Interventions: Patients were randomized to treatment with exemestane (25 mg oral daily) together with everolimus (10 mg oral daily) or with placebo.

Main Outcomes and Measures: The 2 most frequent mutations in ESR1 (Y537S and D538G) were analyzed from cfDNA using droplet digital polymerase chain reaction and samples scored as wild-type, D538G, Y537S, or double mutant. Cox-proportional hazards model was used to assess PFS in patient subgroups defined by mutations, and the effect of each mutation on overall survival.

Results: Of 541 evaluable patients, 156 (28.8%) had ESR1 mutation D538G (21.1%) and/or Y537S (13.3%), and 30 had both.
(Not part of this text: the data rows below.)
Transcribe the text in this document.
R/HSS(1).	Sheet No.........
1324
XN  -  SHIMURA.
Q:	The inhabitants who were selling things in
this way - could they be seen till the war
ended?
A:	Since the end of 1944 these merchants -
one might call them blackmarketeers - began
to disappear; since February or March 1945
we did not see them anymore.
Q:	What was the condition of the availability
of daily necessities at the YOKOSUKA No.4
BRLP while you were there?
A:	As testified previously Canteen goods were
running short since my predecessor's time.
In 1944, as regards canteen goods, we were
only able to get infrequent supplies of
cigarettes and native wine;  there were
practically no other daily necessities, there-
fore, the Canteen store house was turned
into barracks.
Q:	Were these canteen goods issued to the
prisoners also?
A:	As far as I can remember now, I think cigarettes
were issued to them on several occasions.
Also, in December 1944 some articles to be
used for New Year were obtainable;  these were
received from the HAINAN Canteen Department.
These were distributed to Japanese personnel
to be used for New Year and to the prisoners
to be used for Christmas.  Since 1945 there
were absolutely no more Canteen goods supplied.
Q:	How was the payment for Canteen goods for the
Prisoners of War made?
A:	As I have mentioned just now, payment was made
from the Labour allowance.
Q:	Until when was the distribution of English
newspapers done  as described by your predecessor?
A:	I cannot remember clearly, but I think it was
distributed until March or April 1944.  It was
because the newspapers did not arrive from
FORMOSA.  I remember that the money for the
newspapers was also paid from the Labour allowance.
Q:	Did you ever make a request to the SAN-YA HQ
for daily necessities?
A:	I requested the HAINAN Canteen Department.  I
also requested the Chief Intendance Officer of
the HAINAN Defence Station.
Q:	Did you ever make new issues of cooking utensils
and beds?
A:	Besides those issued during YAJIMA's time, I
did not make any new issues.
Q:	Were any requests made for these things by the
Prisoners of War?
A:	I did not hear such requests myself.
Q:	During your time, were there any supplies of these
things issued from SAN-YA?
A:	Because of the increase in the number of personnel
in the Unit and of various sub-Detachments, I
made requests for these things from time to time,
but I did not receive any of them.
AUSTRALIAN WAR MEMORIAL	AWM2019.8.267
These mutations were associated with shorter overall survival (wild-type, 32.1 months [95% CI, 28.09-36.40 months]; D538G, 25.99 months [95% CI, 19.19-32.36 months]; Y537S, 19.98 months [13.01-29.31 months]; both mutations, 15.15 months [95% CI, 10.87-27.43 months]). The D538G group (hazard ratio, 0.34 [95% CI, 0.02-0.57]) derived a similar PFS benefit as wild type from addition of everolimus to exemestane.

Conclusions and Relevance: ESR1 mutations are prevalent in ER-positive aromatase inhibitor-treated MBC. Both Y537S and D538G mutations are associated with more aggressive disease biology.

Trial Registration: clinicaltrials.gov Identifier: NCT00863655.